A notice of termination is a written document that one party uses to inform the other that they must or are about to vacate the premises.
Unless the landlord and tenant agree in writing upon a longer period of notice, the tenant must normally give the following notice if terminating the rental agreement:
Termination Without Reason
- If the residential premises is a site for a mobile home – landlord must give at least six months’ notice before the end of the rental period
- Fixed-term – the landlord must give at least three months’ notice before the end of the fixed term;
- Month to month – the landlord must give at least three months’ notice before the end of the rental period;
- Week to week – the landlord must give at least four weeks’ notice before the end of the rental period.
Failure to Pay Rent
Where a fixed-term or monthly tenancy exists:
- the landlord may give a tenant a termination notice that takes effect 10 days or more after the day the notice is served (when the rent is in arrears for 15 days).
- For example, rent due on June 1st, if not paid by midnight on June 15th, the landlord can issue a notice on June 16th for termination on June 26th.
Where a weekly tenancy exists:
- the landlord may give a tenant a termination notice effective not less than three days after the notice is served (when the rent is in arrears for at least three days).
Where the tenant pays the full amount of rent in arrears, plus a late fee if applied, before the date specified in the notice, the notice is void and cannot be carried out. However, this rule does not apply where notice is given to a tenant more than twice within a period of 12 months.
Termination where uninhabitable
When a tenant makes a premise unfit for habitation, the landlord can give the tenant notice that the rental agreement is terminated and that the tenant is required to leave immediately. Tenants cannot withhold rent, even if the landlord is not properly maintaining the premises. The tenant should contact the landlord in writing outlining the work that is required, and if the requested work is not completed in a “reasonable amount of time” they can contact Residential Tenancies for assistance. The tenant would then be entitled to give notice of termination if the situation is not remedied or request a hearing.
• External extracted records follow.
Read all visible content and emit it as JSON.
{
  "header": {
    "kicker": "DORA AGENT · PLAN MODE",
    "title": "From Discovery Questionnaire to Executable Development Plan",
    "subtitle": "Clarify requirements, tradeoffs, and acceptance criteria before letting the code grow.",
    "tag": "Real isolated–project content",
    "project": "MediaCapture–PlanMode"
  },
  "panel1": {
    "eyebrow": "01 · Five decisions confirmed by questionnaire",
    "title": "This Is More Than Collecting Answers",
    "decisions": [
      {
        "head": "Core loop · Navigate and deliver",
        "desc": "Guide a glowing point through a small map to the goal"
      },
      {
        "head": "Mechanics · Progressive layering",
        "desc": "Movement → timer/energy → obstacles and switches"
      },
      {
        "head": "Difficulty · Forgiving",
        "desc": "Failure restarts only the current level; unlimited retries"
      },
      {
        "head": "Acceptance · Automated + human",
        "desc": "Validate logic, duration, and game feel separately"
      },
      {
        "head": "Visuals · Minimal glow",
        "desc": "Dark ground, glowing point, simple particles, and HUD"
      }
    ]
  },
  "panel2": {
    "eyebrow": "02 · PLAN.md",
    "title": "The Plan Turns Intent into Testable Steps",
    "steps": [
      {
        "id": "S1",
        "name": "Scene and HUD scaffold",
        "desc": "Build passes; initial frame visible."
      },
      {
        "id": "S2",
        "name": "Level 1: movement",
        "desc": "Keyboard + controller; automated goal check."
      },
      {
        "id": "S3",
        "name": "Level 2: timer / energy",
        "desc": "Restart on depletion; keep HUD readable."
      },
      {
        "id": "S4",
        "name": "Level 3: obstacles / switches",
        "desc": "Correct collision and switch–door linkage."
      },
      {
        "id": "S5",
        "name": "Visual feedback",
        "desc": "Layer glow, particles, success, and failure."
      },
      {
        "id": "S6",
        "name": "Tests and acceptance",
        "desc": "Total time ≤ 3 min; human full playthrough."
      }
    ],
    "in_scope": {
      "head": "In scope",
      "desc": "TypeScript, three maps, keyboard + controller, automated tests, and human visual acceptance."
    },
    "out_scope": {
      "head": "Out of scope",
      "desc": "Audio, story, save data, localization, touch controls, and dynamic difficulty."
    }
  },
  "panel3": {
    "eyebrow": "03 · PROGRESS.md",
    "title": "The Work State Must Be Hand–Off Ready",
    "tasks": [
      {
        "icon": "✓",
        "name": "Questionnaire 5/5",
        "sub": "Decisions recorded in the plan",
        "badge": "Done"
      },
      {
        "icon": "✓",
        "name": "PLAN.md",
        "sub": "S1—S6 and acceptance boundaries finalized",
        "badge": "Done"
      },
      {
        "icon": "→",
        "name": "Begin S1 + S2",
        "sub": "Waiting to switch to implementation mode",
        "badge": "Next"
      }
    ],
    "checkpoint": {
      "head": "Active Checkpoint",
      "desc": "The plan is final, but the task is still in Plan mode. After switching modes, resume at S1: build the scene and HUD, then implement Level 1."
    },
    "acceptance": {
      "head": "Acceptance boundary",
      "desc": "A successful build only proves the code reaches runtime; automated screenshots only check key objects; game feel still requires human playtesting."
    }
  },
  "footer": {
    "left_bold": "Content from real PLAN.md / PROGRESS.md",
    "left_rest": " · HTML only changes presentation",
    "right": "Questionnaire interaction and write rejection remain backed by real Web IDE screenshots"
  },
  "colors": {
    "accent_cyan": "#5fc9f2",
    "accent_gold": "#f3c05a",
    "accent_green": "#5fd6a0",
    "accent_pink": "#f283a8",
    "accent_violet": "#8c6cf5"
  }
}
Termination for Interference with Peaceful Enjoyment
If a tenant interferes with the peaceful enjoyment of a landlord or other tenants, the landlord may give termination notice in writing to take effect not less than five days following the date on which notice was given.
Termination in Exceptional Circumstances
A tenant may give one month’s written notice, accompanied by evidence in certain circumstances. These include ill health of the tenant, the tenant’s income is reduced, ill health of a person who has been providing financial assistance towards the payment of tenant’s rent, ill health of a family member when tenant is required to take up residence with that family member, tenant admitted to a nursing home, or tenant dies.